As práticas agronômicas sustentáveis e as iniciativas que há década pontuam o dia a dia dos produtores de algodão na Bahia e no Brasil reverberaram para além do cerrado para ecoar em um dos mais emblemáticos espaços de São Paulo, o Parque Ibirapuera. Ná última quinta-feira (28), a presidente da Associação Baiana dos Produtores e Algodão (Abapa), Alessandra Zanotto Costa, integrou o painel “Produção Regenerativa e Negócios de Impacto”, no Congresso Ambiental (Cambi 2026), no qual apresentou exemplos de como cotonicultura brasileira, líder global no suprimento de algodão, já adota muitos dos requisitos da agenda da Agricultura Regenerativa, antes mesmo dela ter este nome.
Para Alessandra, um dos principais aprendizados do debate foi perceber que a cotonicultura brasileira já acumula uma série de práticas e experiências que muitas vezes permanecem restritas ao ambiente produtivo. Em seu ponto de vista, o Brasil somente conseguiu se tornar o grande player da atualidade quando alicerçou a sua produção de algodão na busca pela produtividade, “que, necessariamente passa pela sustentabilidade”.
Segundo a presidente da Abapa, a discussão sobre produção regenerativa vai além de protocolos e certificações. “Quando falamos em sustentabilidade, estamos falando de futuro. Estamos falando de planejar a safra de hoje pensando na de amanhã, de cuidar do solo para que ele continue produtivo e resiliente diante dos desafios que temos pela frente”, afirmou. “O que mais me chamou atenção foi perceber o quanto o setor já faz. Nós levamos muitos exemplos para a discussão e isso reforça a importância de ocupar esses espaços de diálogo. Existe um trabalho muito consistente acontecendo dentro das propriedades, mas nem sempre ele chega ao conhecimento da sociedade”, afirmou.

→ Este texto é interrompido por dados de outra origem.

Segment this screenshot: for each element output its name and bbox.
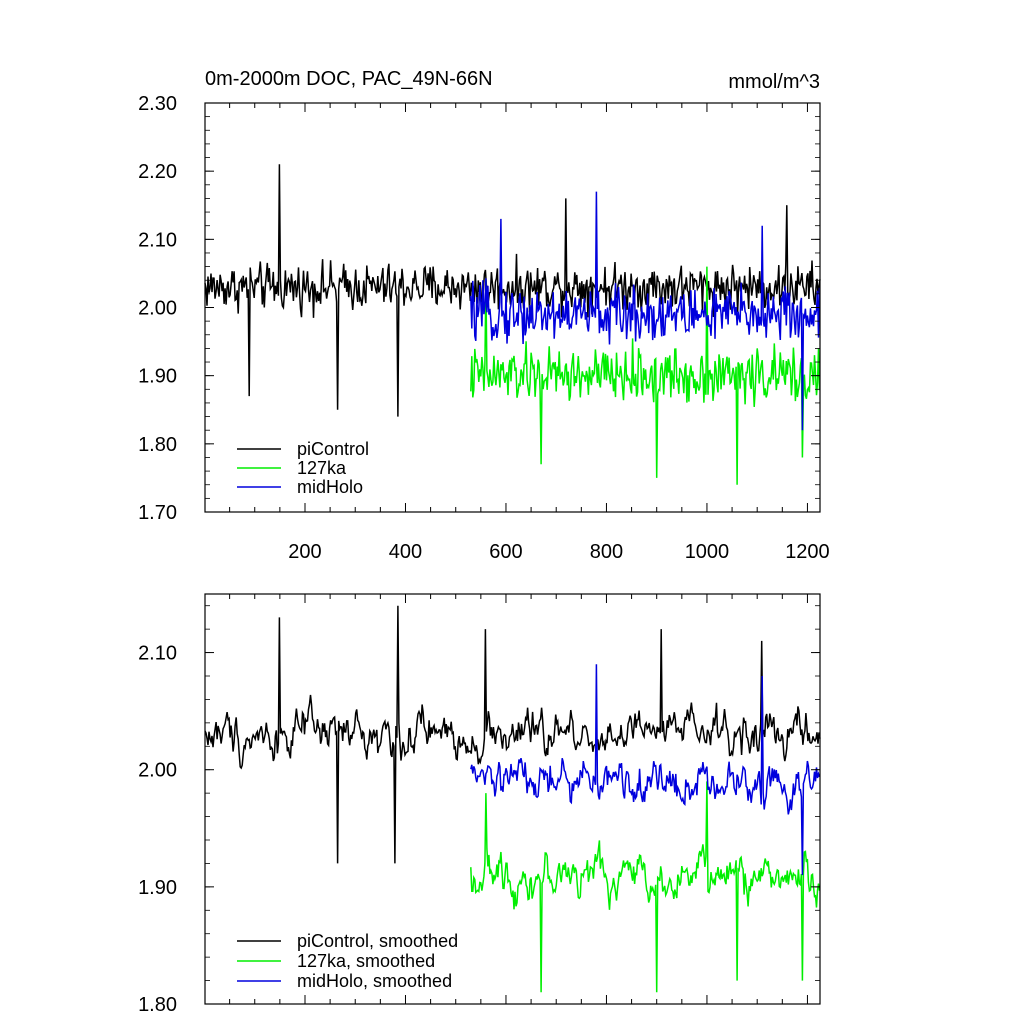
y-tick-label: 1.80 <box>138 434 177 456</box>
chart-title: 0m-2000m DOC, PAC_49N-66N <box>205 68 493 90</box>
series-line-midholo-smoothed <box>470 664 821 876</box>
legend-label: 127ka, smoothed <box>297 951 435 971</box>
y-tick-label: 2.10 <box>138 229 177 251</box>
series-line-127ka <box>470 266 821 485</box>
y-tick-label: 2.00 <box>138 298 177 320</box>
y-tick-label: 1.90 <box>138 366 177 388</box>
y-tick-label: 2.20 <box>138 161 177 183</box>
legend-label: 127ka <box>297 458 347 478</box>
bottom-panel-axes: 1.80 1.90 2.00 2.10 <box>138 594 820 1016</box>
legend-label: midHolo <box>297 477 363 497</box>
legend-label: piControl, smoothed <box>297 931 458 951</box>
series-line-midholo <box>470 191 821 431</box>
units-label: mmol/m^3 <box>728 71 820 93</box>
x-tick-label: 800 <box>590 541 623 563</box>
top-panel-series <box>204 164 821 485</box>
top-panel-axes: 1.70 1.80 1.90 2.00 2.10 2.20 2.30 200 400 600 800… <box>138 93 830 563</box>
y-tick-label: 2.30 <box>138 93 177 115</box>
x-tick-label: 200 <box>288 541 321 563</box>
y-tick-label: 1.70 <box>138 502 177 524</box>
legend-label: midHolo, smoothed <box>297 971 452 991</box>
y-tick-label: 2.10 <box>138 643 177 665</box>
x-tick-label: 1000 <box>685 541 730 563</box>
legend-label: piControl <box>297 439 369 459</box>
series-line-picontrol-smoothed <box>204 605 821 864</box>
x-tick-label: 1200 <box>785 541 830 563</box>
top-panel: 0m-2000m DOC, PAC_49N-66N mmol/m^3 1.701… <box>138 68 830 563</box>
y-tick-label: 1.90 <box>138 877 177 899</box>
bottom-panel-series <box>204 605 821 993</box>
x-tick-label: 400 <box>389 541 422 563</box>
series-line-127ka-smoothed <box>470 781 821 993</box>
bottom-panel: 1.80 1.90 2.00 2.10 piControl, smoothed127k… <box>138 593 821 1016</box>
series-line-picontrol <box>204 164 821 417</box>
x-tick-label: 600 <box>489 541 522 563</box>
y-tick-label: 2.00 <box>138 760 177 782</box>
y-tick-label: 1.80 <box>138 994 177 1016</box>
bottom-plot-frame <box>204 593 821 1005</box>
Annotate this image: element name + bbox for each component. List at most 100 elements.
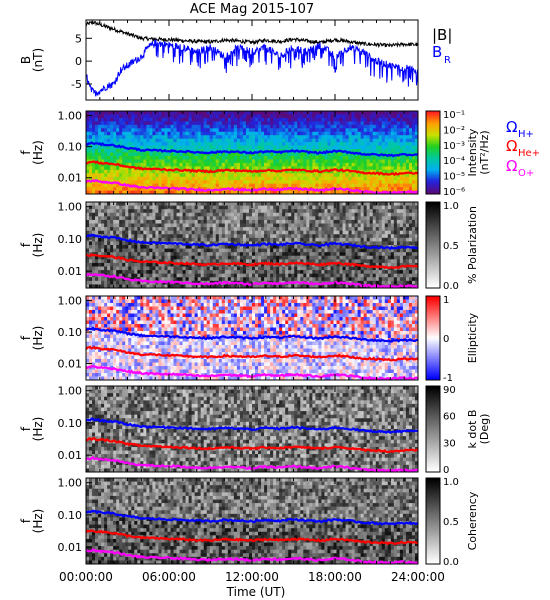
intensity-cell <box>98 183 102 188</box>
intensity-cell <box>176 138 180 143</box>
intensity-cell <box>119 152 123 157</box>
polarization-cell <box>282 277 286 282</box>
intensity-cell <box>363 180 368 185</box>
intensity-cell <box>324 121 328 126</box>
intensity-cell <box>348 135 352 140</box>
polarization-cell <box>215 277 220 282</box>
polarization-cell <box>360 227 365 232</box>
polarization-cell <box>233 202 238 206</box>
intensity-cell <box>164 162 168 167</box>
intensity-cell <box>131 114 135 119</box>
polarization-cell <box>191 223 196 228</box>
intensity-cell <box>345 138 349 143</box>
polarization-cell <box>128 284 132 289</box>
intensity-cell <box>134 162 138 167</box>
intensity-cell <box>342 180 346 185</box>
polarization-cell <box>161 205 165 210</box>
intensity-cell <box>312 124 316 129</box>
intensity-cell <box>155 152 159 157</box>
polarization-cell <box>92 205 96 210</box>
intensity-cell <box>345 166 349 171</box>
polarization-cell <box>357 259 362 264</box>
polarization-cell <box>327 212 331 217</box>
polarization-cell <box>110 241 114 246</box>
intensity-cell <box>402 176 407 181</box>
intensity-cell <box>408 142 413 146</box>
polarization-cell <box>324 248 328 253</box>
intensity-cell <box>125 152 129 157</box>
intensity-cell <box>152 138 156 143</box>
polarization-cell <box>270 234 274 239</box>
intensity-cell <box>218 176 223 181</box>
polarization-cell <box>221 212 226 217</box>
colorbar-segment <box>426 152 440 156</box>
intensity-cell <box>411 169 416 174</box>
intensity-cell <box>258 152 262 157</box>
intensity-cell <box>134 128 138 133</box>
intensity-cell <box>267 162 271 167</box>
polarization-cell <box>137 237 141 242</box>
polarization-cell <box>336 266 340 271</box>
intensity-cell <box>273 180 277 185</box>
intensity-cell <box>230 166 235 171</box>
intensity-cell <box>197 190 202 195</box>
polarization-cell <box>230 230 235 235</box>
polarization-cell <box>261 237 265 242</box>
polarization-cell <box>203 223 208 228</box>
intensity-cell <box>158 180 162 185</box>
intensity-cell <box>288 173 292 178</box>
polarization-cell <box>122 234 126 239</box>
intensity-cell <box>291 162 295 167</box>
intensity-cell <box>330 111 334 115</box>
intensity-cell <box>161 117 165 122</box>
polarization-cell <box>321 216 325 221</box>
polarization-cell <box>113 248 117 253</box>
polarization-cell <box>170 230 174 235</box>
intensity-cell <box>318 128 322 133</box>
intensity-cell <box>149 190 153 195</box>
polarization-cell <box>255 216 259 221</box>
intensity-cell <box>116 187 120 191</box>
intensity-cell <box>405 142 410 146</box>
intensity-cell <box>104 124 108 129</box>
intensity-cell <box>248 155 253 160</box>
intensity-cell <box>86 111 90 115</box>
polarization-cell <box>342 209 346 214</box>
intensity-cell <box>255 166 259 171</box>
intensity-cell <box>276 162 280 167</box>
colorbar-tick-label: 10⁻⁶ <box>443 187 465 198</box>
intensity-cell <box>288 114 292 119</box>
intensity-cell <box>360 173 365 178</box>
intensity-cell <box>324 190 328 195</box>
intensity-cell <box>188 162 193 167</box>
polarization-cell <box>303 216 307 221</box>
intensity-cell <box>312 149 316 153</box>
intensity-cell <box>387 155 392 160</box>
intensity-cell <box>363 149 368 153</box>
intensity-cell <box>110 159 114 164</box>
intensity-cell <box>230 131 235 136</box>
intensity-cell <box>86 155 90 160</box>
polarization-cell <box>203 219 208 224</box>
polarization-cell <box>212 230 217 235</box>
intensity-cell <box>351 190 356 195</box>
polarization-cell <box>300 219 304 224</box>
polarization-cell <box>86 245 90 249</box>
intensity-cell <box>384 145 389 150</box>
polarization-cell <box>152 219 156 224</box>
polarization-cell <box>89 219 93 224</box>
intensity-cell <box>345 159 349 164</box>
intensity-cell <box>276 114 280 119</box>
intensity-cell <box>399 169 404 174</box>
polarization-cell <box>125 262 129 267</box>
intensity-cell <box>399 162 404 167</box>
intensity-cell <box>360 135 365 140</box>
polarization-cell <box>252 202 256 206</box>
polarization-cell <box>95 270 99 275</box>
intensity-cell <box>203 183 208 188</box>
polarization-cell <box>119 248 123 253</box>
polarization-cell <box>143 209 147 214</box>
intensity-cell <box>122 176 126 181</box>
polarization-cell <box>176 273 180 278</box>
polarization-cell <box>369 216 374 221</box>
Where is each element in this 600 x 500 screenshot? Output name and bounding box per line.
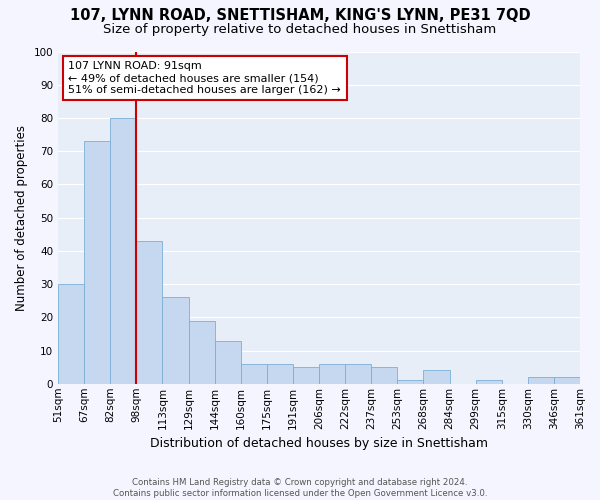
X-axis label: Distribution of detached houses by size in Snettisham: Distribution of detached houses by size …	[150, 437, 488, 450]
Bar	[110, 118, 136, 384]
Bar	[319, 364, 345, 384]
Text: Size of property relative to detached houses in Snettisham: Size of property relative to detached ho…	[103, 22, 497, 36]
Bar	[371, 367, 397, 384]
Bar	[163, 298, 188, 384]
Text: Contains HM Land Registry data © Crown copyright and database right 2024.
Contai: Contains HM Land Registry data © Crown c…	[113, 478, 487, 498]
Text: 107, LYNN ROAD, SNETTISHAM, KING'S LYNN, PE31 7QD: 107, LYNN ROAD, SNETTISHAM, KING'S LYNN,…	[70, 8, 530, 22]
Y-axis label: Number of detached properties: Number of detached properties	[15, 124, 28, 310]
Bar	[528, 377, 554, 384]
Bar	[241, 364, 267, 384]
Bar	[84, 141, 110, 384]
Bar	[424, 370, 449, 384]
Bar	[58, 284, 84, 384]
Bar	[476, 380, 502, 384]
Bar	[267, 364, 293, 384]
Bar	[215, 340, 241, 384]
Bar	[397, 380, 424, 384]
Bar	[345, 364, 371, 384]
Bar	[293, 367, 319, 384]
Bar	[554, 377, 580, 384]
Bar	[136, 241, 163, 384]
Text: 107 LYNN ROAD: 91sqm
← 49% of detached houses are smaller (154)
51% of semi-deta: 107 LYNN ROAD: 91sqm ← 49% of detached h…	[68, 62, 341, 94]
Bar	[188, 320, 215, 384]
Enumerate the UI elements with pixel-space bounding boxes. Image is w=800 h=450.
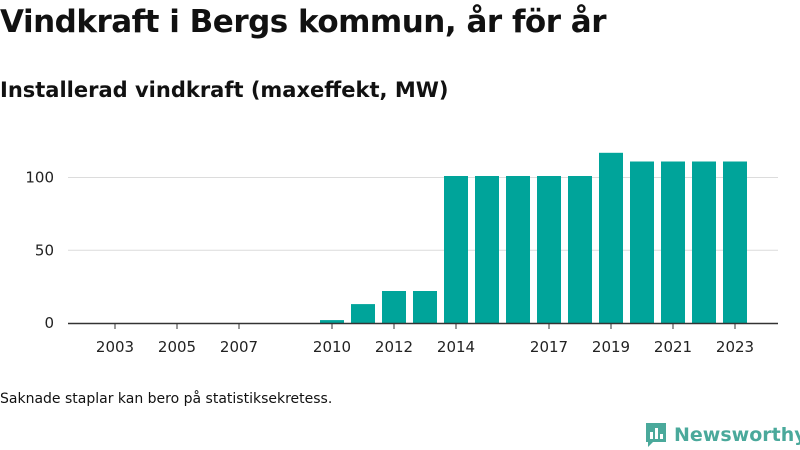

Como exemplos apresentados pela presidente da Abapa no evento, estavam as técnicas de conservação do solo e de manejo integrado de pragas e doenças, além do uso racional da água, das ações de preservação da biodiversidade e de adaptação às mudanças climáticas. Alessandra discorreu ainda sobre o Programa Algodão Brasileiro Responsável (ABR), padrão nacional de certificação socioambiental da cotonicultura, que, atualmente, certifica 79% do algodão produzido no Brasil. Na Bahia, onde a Abapa executa a iniciativa, o índice alcança 85% da área plantada.
Gerido pela Associação Brasileira dos Produtores de Algodão (Abrapa), o ABR contempla critérios ligados à gestão ambiental, incluindo saúde do solo, manejo integrado de pragas, conservação da biodiversidade, adaptação e mitigação das mudanças climáticas e gestão dos recursos hídricos.
Outro aspecto destacado foi a convergência de propósitos entre diferentes cadeias produtivas. “Foi uma conversa muito positiva porque mostrou que todos estão buscando formas de reduzir impactos, fortalecer a economia circular e ampliar os benefícios para as pessoas e para o meio ambiente. Há muito trabalho sendo realizado e muitos resultados positivos surgindo a partir desse esforço”, concluiu.
O painel contou ainda com a participação do gerente de ESG da Nestlé, Luis Felipe Collaço; do CEO da Orfeu Cafés Especiais, Ricardo Madureira; e da head de Sustentabilidade da Danone, Taisa Costa. A mediação foi conduzida pelo diretor da Maron Ambiental, Ney Maron. Promovido pela Viex Americas, o encontro reuniu representantes do setor produtivo, da iniciativa privada, do poder público e de organizações da sociedade civil para discutir caminhos voltados à sustentabilidade e aos negócios de impacto.